Bangalore-based Infosys has forecast dollar revenue growth of 16.4 percent for the current financial year, down from 17.1 percent to 19.1 percent projected in October.

The operating margins benefited around 4.4 percent due to depreciation in the rupee. The company had some increase in other cost to the extent of 1.4 percent, so net-net benefit was 3 percent on operating margins, Balakrishnan added.

Despite the global economic uncertainty, Infosys on Thursday posted a better-than-expected 33 percent rise in net profit to Rs 2,372 crore for the third quarter of this fiscal, helped by a weak rupee.

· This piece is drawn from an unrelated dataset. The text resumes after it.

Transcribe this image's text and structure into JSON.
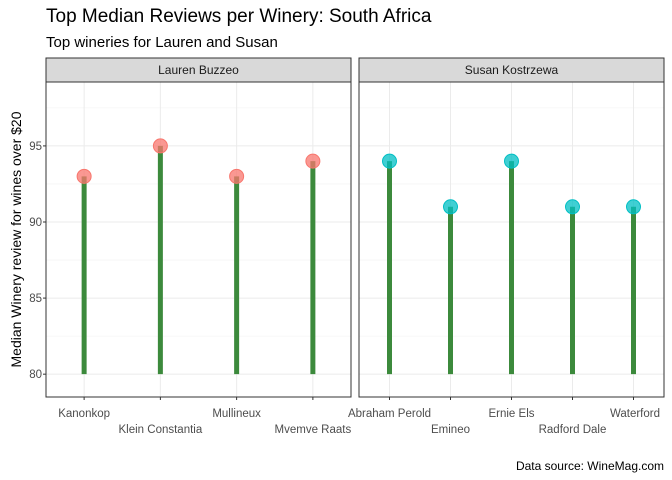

"It (rupee) could appreciate in the short-term but in the long-term it has to depreciate. Secondly, in a volatile global economic environment, India is seen as an emerging market risk to that extent, the inflows could be lower.

"Thirdly, India's growth story itself gets impacted because of the paralysed political system we have today. So if we put all that together, the chances of rupee depreciating are higher," he said.

The company said that in fact, the regulator (RBI) had taken some steps on the derivative front, on opening up the debt market front - that would help get some inflows. So one is witnessing some short-term appreciation, but if a medium-term view is taken, the rupee could depreciate further.

"...So our hedging position today is around USD 877 million. We normally hedge for two quarters. If the whole industry is taken under consideration, I think we have better management of currency and the impact on the margin because of currency movement is extremely low," Balakrishnan added.